Bio-QSARs: the inclusion of physiological trait information in machine learning QSARs allows predictions across species

In this blogpost, Jochen Zubrod talks about developing an innovative machine learning approach for ecotoxicity predictions. These cutting-edge models show impressive predictive power for acute pesticide toxicity in freshwater organisms, holding promise for applications in environmental risk assessment and pesticide research and development.

Background

While the number of synthetic chemicals is ever-growing and demands increase to also understand potential environmental risks for non-standard species, it is both practically and legally impossible to test all species-chemical combinations of interest. Hence, predictive ecotoxicology using chemoinformatic techniques, such as quantitative structure-activity relationship (QSAR) models, received increasing attention in recent years. However, models presented so far are either restricted to a single species, preventing any cross-species predictions, or use taxonomy as a feature (i.e., independent variable) to this end. Although the latter allows to test new chemicals for all taxa the model was trained on, the categorial nature of this feature prevents any predictions for taxa beyond the training set. Hence, for models that are truly capable of both cross-chemical and cross-species predictions, surrogate numeric features are required that are readily available or easy to estimate for species of interest. For this purpose, variables describing species-specific physiological traits or processes – such as those defined in the context of Dynamic Energy Budget (DEB) theory – appear particularly well-suited as physiology has been shown to be an important driver of species sensitivity to chemicals.

Methodology

We pursued a multi-step machine learning (ML) modeling strategy combining data from multiple sources, while focusing our efforts to the prediction of acute pesticide toxicity in freshwater fish and invertebrates (i.e., LC50 and EC50 values). After identifying the optimal combinations of inter alia features and data balancing strategies for the Random Forest ML algorithm, we checked the suitability of our approach by feeding these optimal combinations to other popular or recently developed ML algorithms and manipulating our modeling pipeline.

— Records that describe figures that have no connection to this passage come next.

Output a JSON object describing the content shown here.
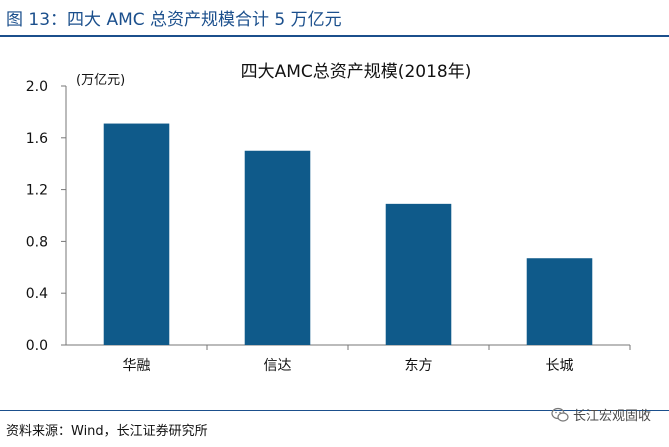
{
  "figure_title": "图 13：四大 AMC 总资产规模合计 5 万亿元",
  "source_note": "资料来源：Wind，长江证券研究所",
  "watermark": "长江宏观固收",
  "colors": {
    "accent": "#1b4f8c",
    "bar": "#0f5a8a"
  },
  "icons": {
    "watermark_icon": "wechat-icon"
  },
  "chart_data": {
    "type": "bar",
    "title": "四大AMC总资产规模(2018年)",
    "ylabel": "(万亿元)",
    "xlabel": "",
    "categories": [
      "华融",
      "信达",
      "东方",
      "长城"
    ],
    "values": [
      1.71,
      1.5,
      1.09,
      0.67
    ],
    "ylim": [
      0,
      2.0
    ],
    "yticks": [
      0.0,
      0.4,
      0.8,
      1.2,
      1.6,
      2.0
    ],
    "ytick_labels": [
      "0.0",
      "0.4",
      "0.8",
      "1.2",
      "1.6",
      "2.0"
    ],
    "grid": false,
    "legend": "none"
  }
}
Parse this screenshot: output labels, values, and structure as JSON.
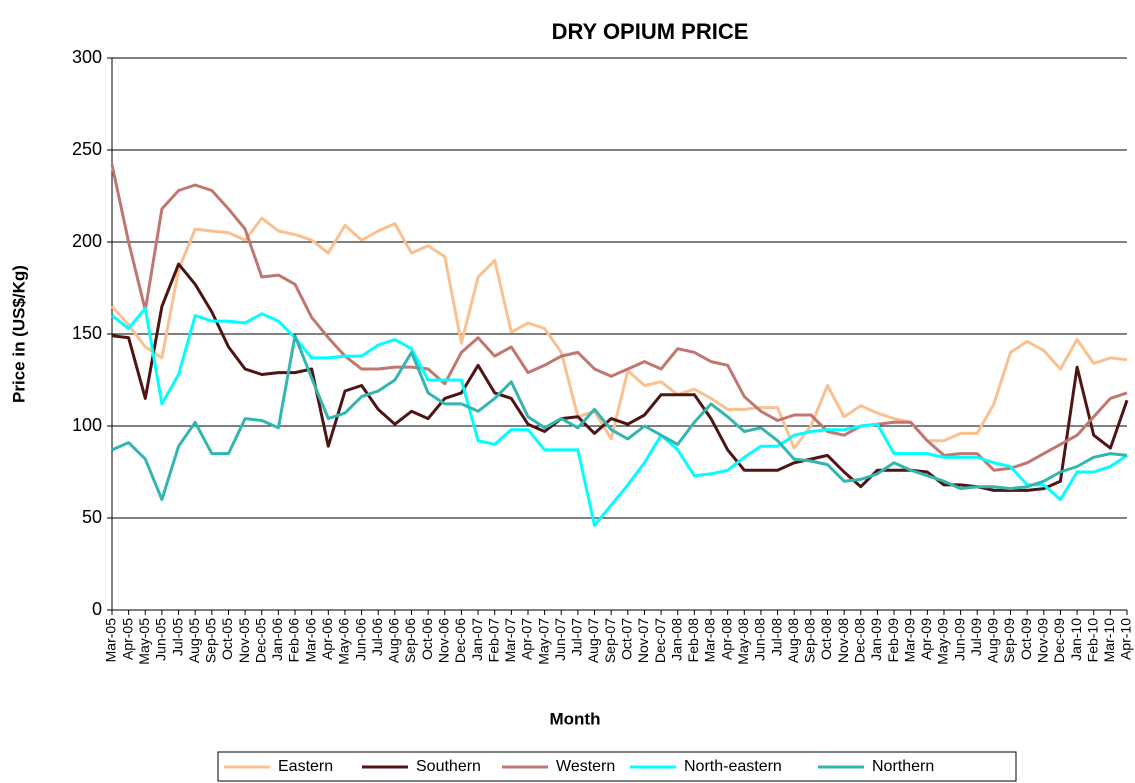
{
  "chart_data": {
    "type": "line",
    "title": "DRY OPIUM PRICE",
    "x_label": "Month",
    "y_label": "Price in (US$/Kg)",
    "categories": [
      "Mar-05",
      "Apr-05",
      "May-05",
      "Jun-05",
      "Jul-05",
      "Aug-05",
      "Sep-05",
      "Oct-05",
      "Nov-05",
      "Dec-05",
      "Jan-06",
      "Feb-06",
      "Mar-06",
      "Apr-06",
      "May-06",
      "Jun-06",
      "Jul-06",
      "Aug-06",
      "Sep-06",
      "Oct-06",
      "Nov-06",
      "Dec-06",
      "Jan-07",
      "Feb-07",
      "Mar-07",
      "Apr-07",
      "May-07",
      "Jun-07",
      "Jul-07",
      "Aug-07",
      "Sep-07",
      "Oct-07",
      "Nov-07",
      "Dec-07",
      "Jan-08",
      "Feb-08",
      "Mar-08",
      "Apr-08",
      "May-08",
      "Jun-08",
      "Jul-08",
      "Aug-08",
      "Sep-08",
      "Oct-08",
      "Nov-08",
      "Dec-08",
      "Jan-09",
      "Feb-09",
      "Mar-09",
      "Apr-09",
      "May-09",
      "Jun-09",
      "Jul-09",
      "Aug-09",
      "Sep-09",
      "Oct-09",
      "Nov-09",
      "Dec-09",
      "Jan-10",
      "Feb-10",
      "Mar-10",
      "Apr-10"
    ],
    "series": [
      {
        "name": "Eastern",
        "color": "#fac090",
        "values": [
          165,
          155,
          143,
          137,
          185,
          207,
          206,
          205,
          201,
          213,
          206,
          204,
          201,
          194,
          209,
          201,
          206,
          210,
          194,
          198,
          192,
          145,
          181,
          190,
          151,
          156,
          153,
          140,
          105,
          108,
          93,
          130,
          122,
          124,
          117,
          120,
          115,
          109,
          109,
          110,
          110,
          88,
          100,
          122,
          105,
          111,
          107,
          104,
          102,
          92,
          92,
          96,
          96,
          112,
          140,
          146,
          141,
          131,
          147,
          134,
          137,
          136
        ]
      },
      {
        "name": "Southern",
        "color": "#4f1414",
        "values": [
          149,
          148,
          115,
          165,
          188,
          177,
          162,
          143,
          131,
          128,
          129,
          129,
          131,
          89,
          119,
          122,
          109,
          101,
          108,
          104,
          115,
          118,
          133,
          118,
          115,
          101,
          97,
          104,
          105,
          96,
          104,
          101,
          106,
          117,
          117,
          117,
          104,
          87,
          76,
          76,
          76,
          80,
          82,
          84,
          75,
          67,
          76,
          76,
          76,
          75,
          68,
          68,
          67,
          65,
          65,
          65,
          66,
          70,
          132,
          95,
          88,
          114
        ]
      },
      {
        "name": "Western",
        "color": "#c0776f",
        "values": [
          242,
          200,
          163,
          218,
          228,
          231,
          228,
          218,
          207,
          181,
          182,
          177,
          159,
          148,
          138,
          131,
          131,
          132,
          132,
          131,
          123,
          140,
          148,
          138,
          143,
          129,
          133,
          138,
          140,
          131,
          127,
          131,
          135,
          131,
          142,
          140,
          135,
          133,
          116,
          108,
          103,
          106,
          106,
          97,
          95,
          100,
          101,
          102,
          102,
          92,
          84,
          85,
          85,
          76,
          77,
          80,
          85,
          90,
          95,
          105,
          115,
          118
        ]
      },
      {
        "name": "North-eastern",
        "color": "#00ffff",
        "values": [
          160,
          153,
          164,
          112,
          128,
          160,
          157,
          157,
          156,
          161,
          157,
          148,
          137,
          137,
          138,
          138,
          144,
          147,
          142,
          125,
          125,
          125,
          92,
          90,
          98,
          98,
          87,
          87,
          87,
          46,
          57,
          68,
          80,
          95,
          87,
          73,
          74,
          76,
          83,
          89,
          89,
          95,
          97,
          98,
          98,
          100,
          101,
          85,
          85,
          85,
          83,
          83,
          83,
          80,
          78,
          68,
          68,
          60,
          75,
          75,
          78,
          84
        ]
      },
      {
        "name": "Northern",
        "color": "#33b5b0",
        "values": [
          87,
          91,
          82,
          60,
          89,
          102,
          85,
          85,
          104,
          103,
          99,
          149,
          126,
          104,
          107,
          116,
          119,
          125,
          140,
          118,
          112,
          112,
          108,
          115,
          124,
          105,
          99,
          104,
          99,
          109,
          98,
          93,
          100,
          95,
          90,
          102,
          112,
          105,
          97,
          99,
          92,
          82,
          81,
          79,
          70,
          71,
          74,
          80,
          76,
          73,
          70,
          66,
          67,
          67,
          66,
          67,
          70,
          75,
          78,
          83,
          85,
          84
        ]
      }
    ],
    "ylim": [
      0,
      300
    ],
    "yticks": [
      0,
      50,
      100,
      150,
      200,
      250,
      300
    ],
    "grid": true,
    "legend": "bottom"
  }
}
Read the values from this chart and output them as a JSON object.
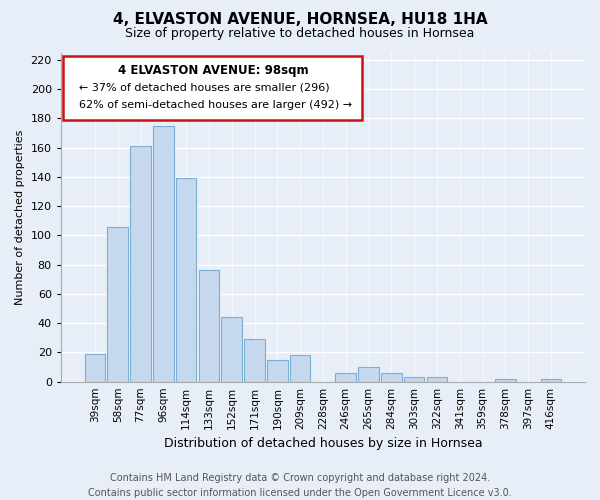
{
  "title": "4, ELVASTON AVENUE, HORNSEA, HU18 1HA",
  "subtitle": "Size of property relative to detached houses in Hornsea",
  "xlabel": "Distribution of detached houses by size in Hornsea",
  "ylabel": "Number of detached properties",
  "categories": [
    "39sqm",
    "58sqm",
    "77sqm",
    "96sqm",
    "114sqm",
    "133sqm",
    "152sqm",
    "171sqm",
    "190sqm",
    "209sqm",
    "228sqm",
    "246sqm",
    "265sqm",
    "284sqm",
    "303sqm",
    "322sqm",
    "341sqm",
    "359sqm",
    "378sqm",
    "397sqm",
    "416sqm"
  ],
  "values": [
    19,
    106,
    161,
    175,
    139,
    76,
    44,
    29,
    15,
    18,
    0,
    6,
    10,
    6,
    3,
    3,
    0,
    0,
    2,
    0,
    2
  ],
  "bar_color": "#c5d8ed",
  "bar_edge_color": "#7bafd4",
  "ylim": [
    0,
    225
  ],
  "yticks": [
    0,
    20,
    40,
    60,
    80,
    100,
    120,
    140,
    160,
    180,
    200,
    220
  ],
  "annotation_title": "4 ELVASTON AVENUE: 98sqm",
  "annotation_line1": "← 37% of detached houses are smaller (296)",
  "annotation_line2": "62% of semi-detached houses are larger (492) →",
  "footer1": "Contains HM Land Registry data © Crown copyright and database right 2024.",
  "footer2": "Contains public sector information licensed under the Open Government Licence v3.0.",
  "bg_color": "#e8eef8",
  "grid_color": "#ffffff",
  "title_fontsize": 11,
  "subtitle_fontsize": 9,
  "ylabel_fontsize": 8,
  "xlabel_fontsize": 9,
  "tick_fontsize": 8,
  "xtick_fontsize": 7.5,
  "footer_fontsize": 7,
  "ann_fontsize": 8,
  "ann_title_fontsize": 8.5
}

Finally, we applied a novel approach from the field of explainable (or interpretable) ML (i.e., SHAP) to investigate the importance of features to aid in creating a mechanistic understanding of chemical and physiological drivers of intrinsic sensitivity.

Results

Our efforts resulted in Bio-QSARs with R2 values on the independent test datasets of 0.85 and 0.83 for freshwater fish and invertebrates, respectively, and none of the alternative approaches could outperform these levels of predictive power. Moreover, as our datasets were pre-processed using an algorithmic approach for multi-collinearity correction, these models are fully explainable and methods to infer feature importance such as SHAP can be applied. SHAP analysis, in turn, showed that the involved DEB parameters were important for the models, particularly for the invertebrate Bio-QSAR (Fig. 1), which is likely related to the wider taxonomic spread of the invertebrate compared to the fish dataset.

Fig. 1: Feature importance for models for acute freshwater a) fish and b) invertebrate toxicity. 20 most important features (i.e., highest mean absolute SHAP values) are displayed. Colors indicate the classification of features into chemical descriptors (i.e., physico-chemical parameters and chemical fingerprints) and DEB parameters. Figure is taken from the publication (see below)

Conclusion

This study is the first to present a ML-based QSAR approach for (eco)toxicity predictions that is capable of flexible cross-chemical and cross-species predictions beyond levels present in training data. Moreover, predictive power of our Bio-QSARs compares favorably with existing models and tools for acute aquatic toxicity prediction. At the same time, our approach is applicable with a minimum of available information, namely the pesticide and the species whose combination is to be predicted – all required features can be either obtained from databases or predicted. This makes models based on our approach highly flexible and accessible for a number of applications related to ERA and pesticide research and development.

The paper titled ‘Physiological variables in machine learning QSARs allow for both cross-chemical and cross-species predictions’ was authored by Jochen P. Zubrod, Nika Galic, Maxime Vaugeois, and David A. Dreier and published open access in Ecotoxicology and Environmental Safety.